What motivated me for so long when I began my journey to better health over a year ago was the vision of better health – feeling better physically and mentally.  Loving myself unconditionally.  Underneath all of this exterior “fluff” is an athlete at heart who grew up watching her siblings play sports, watching sports on TV (what else was there, well that is until I discovered what was the amazing Saved By The Bell), and then playing sports myself.  With that being said, that competitor in me was the voice that pushed me to sign up for the 2011 Detroit Free Press Half-Marathon, having no running experience whatsoever and having weighed at that time nearly 375 pounds.  From February of 2011 until race day, I thought about that race every single day.  It WAS a huge motivating factor.

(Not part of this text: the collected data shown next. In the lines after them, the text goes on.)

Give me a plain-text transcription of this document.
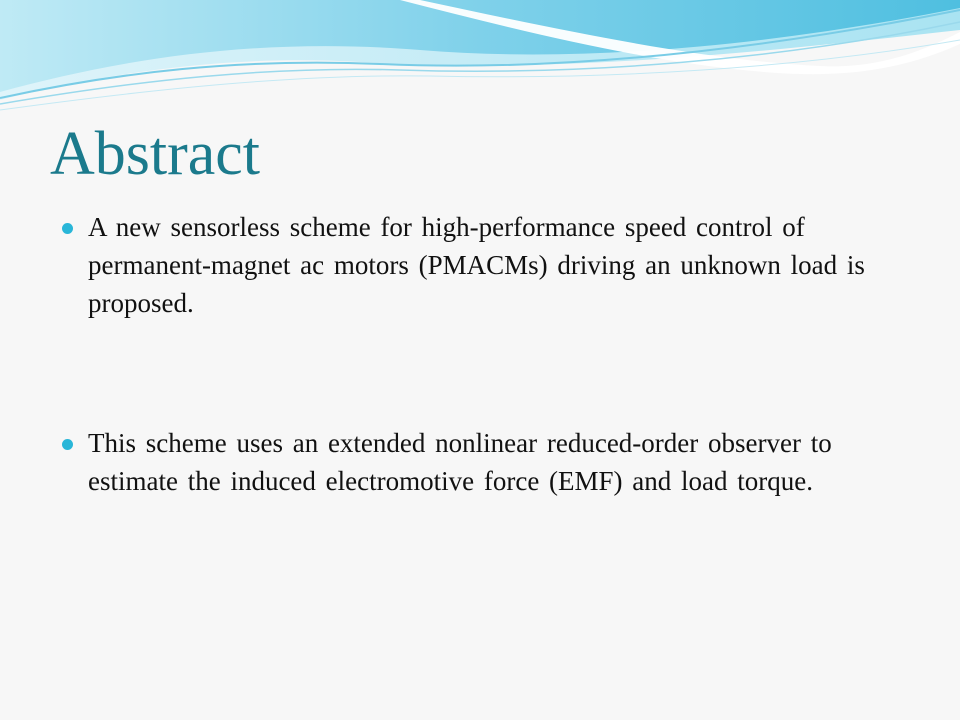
Abstract
A new sensorless scheme for high-performance speed control of permanent-magnet ac motors (PMACMs) driving an unknown load is proposed.
This scheme uses an extended nonlinear reduced-order observer to estimate the induced electromotive force (EMF) and load torque.
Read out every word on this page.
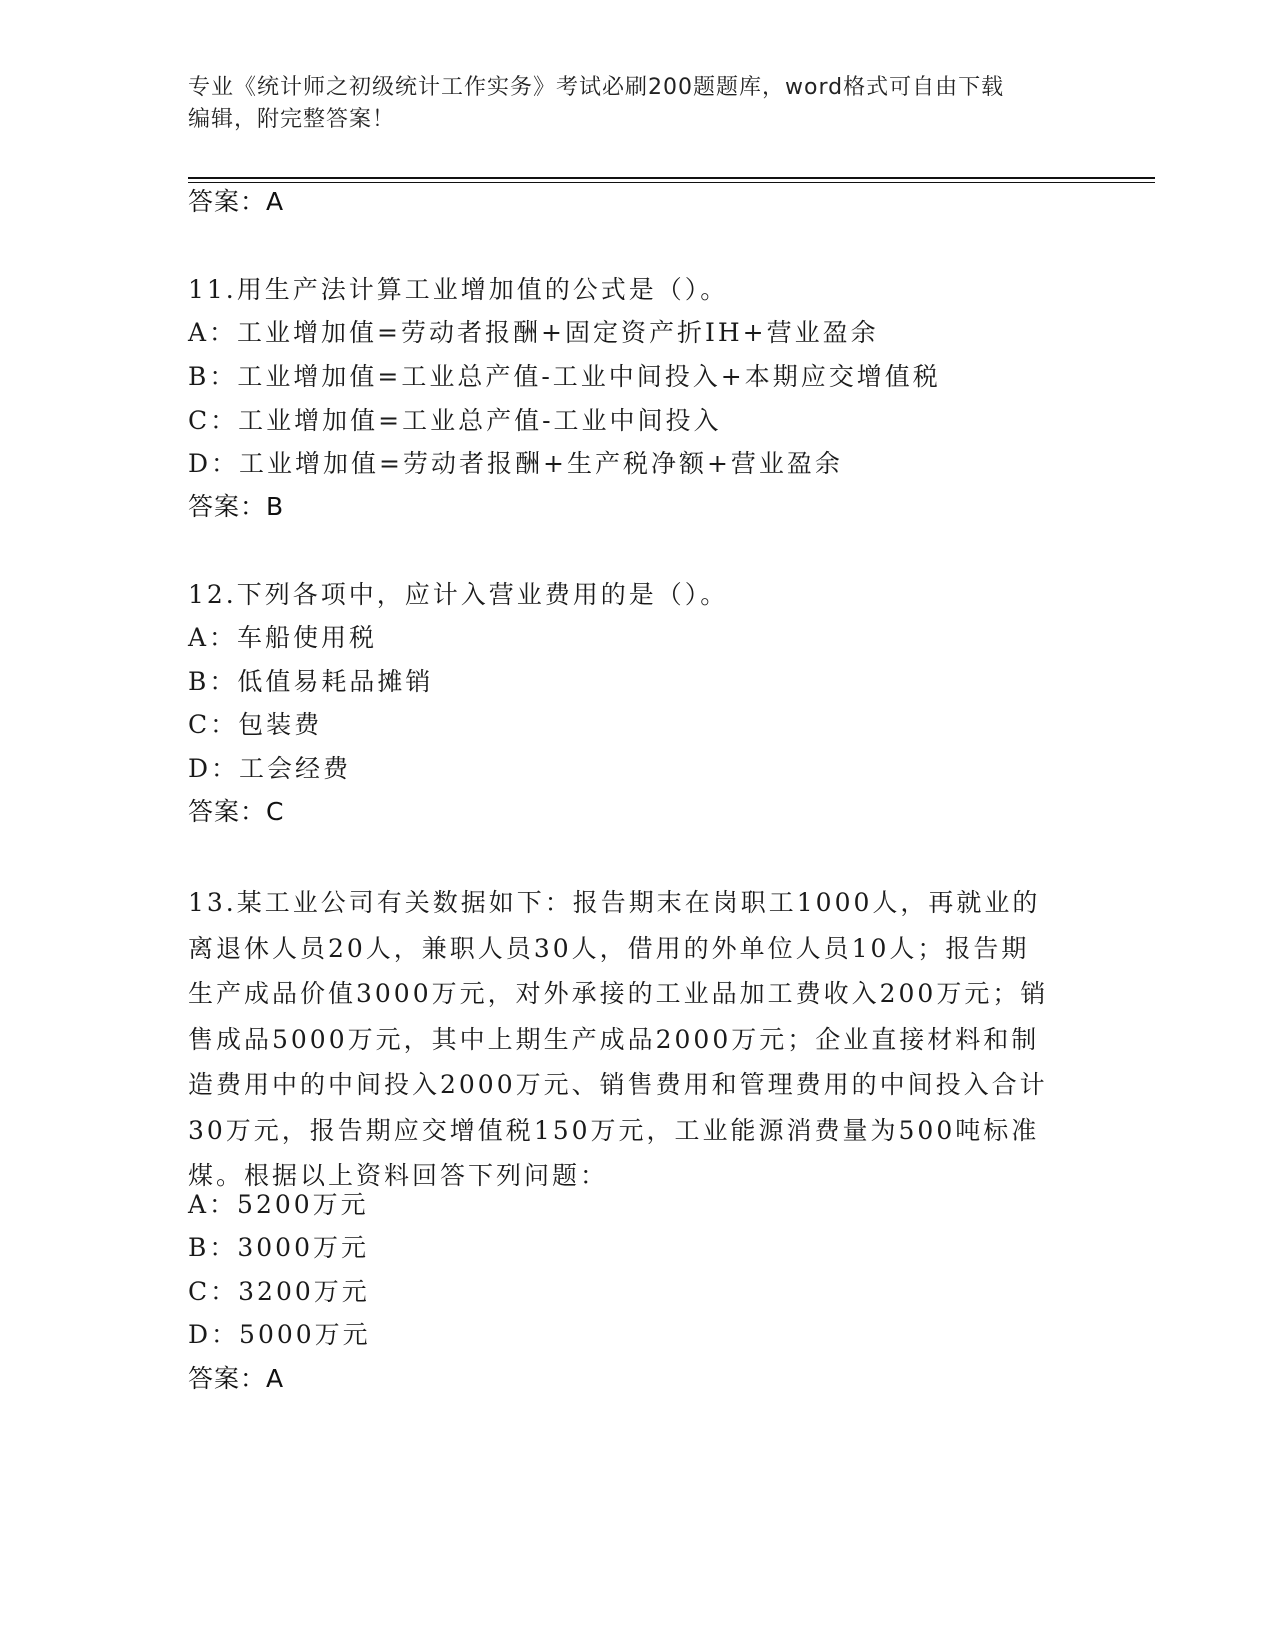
专业《统计师之初级统计工作实务》考试必刷200题题库，word格式可自由下载
编辑，附完整答案！
答案：A
11.用生产法计算工业增加值的公式是（）。
A：工业增加值=劳动者报酬+固定资产折IH+营业盈余
B：工业增加值=工业总产值-工业中间投入+本期应交增值税
C：工业增加值=工业总产值-工业中间投入
D：工业增加值=劳动者报酬+生产税净额+营业盈余
答案：B
12.下列各项中，应计入营业费用的是（）。
A：车船使用税
B：低值易耗品摊销
C：包装费
D：工会经费
答案：C
13.某工业公司有关数据如下：报告期末在岗职工1000人，再就业的
离退休人员20人，兼职人员30人，借用的外单位人员10人；报告期
生产成品价值3000万元，对外承接的工业品加工费收入200万元；销
售成品5000万元，其中上期生产成品2000万元；企业直接材料和制
造费用中的中间投入2000万元、销售费用和管理费用的中间投入合计
30万元，报告期应交增值税150万元，工业能源消费量为500吨标准
煤。根据以上资料回答下列问题：
A：5200万元
B：3000万元
C：3200万元
D：5000万元
答案：A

Then Monday, October 17th 2011 hit.  The day after the race.  What now?  I’d accomplished such a huge feat (for me) and finished my first half-marathon.  But now what?  If I had to look back and pinpoint a moment that has held me back over these last few months, oddly enough, it’s one of the greatest moments that I’ve ever had in my life.  Go figure.  Or maybe it’s the stigma of a finish line.  There is no finish line in life.  Even when we pass on, our eternal lives are just beginning.  So why let one event’s end be a hurdle in the continuation of another?  

So here I am, March 27th at 10:45pm still wondering “what’s my motivation?”  Well, I’ll be honest.  I still struggle with this and at times, I don’t have a definitive answer for myself.  Is it the teenager in me that’s dying to prove that I’m not worthy of any school-age teasing and ridicule?  Is it the athlete in me that’s certain that deep down, I’m dying to make the game winning play?  Is it the little girl in me who’s never given up and believes that dreams do come true (this includes finding prince charming)?  Or is it me?  Am I my own motivation?  

I think over these last few months when I’ve just hovered around the same weight (down a little, up a little, up a little more, down a smidge ….) I’ve not thought enough about WHY I’m on this journey to begin with and, just as my young athlete questioned her teammates, what motivates me.  The problem with me, if this is a problem, is that I’m a very visual person.  I learn by seeing and I can see everything in how it should be in the future.  I visualize it and make a realistic mental image of how it should all play out …. and then I stall out.  I can create the vision in my mind, but putting it in to practice is a whole other scenario.  I am my own problem just as much as I am my own motivation.  So I must ask myself - What motivates me right now?  It’s not “finishing” what I’ve started but “continuing” what I’m destined to do.  What motivates me right now?  Not being in my own way.  It’s true what they say – we’re our own worst enemies.  I’m motivated to finally stop getting in my way.  What motivates you?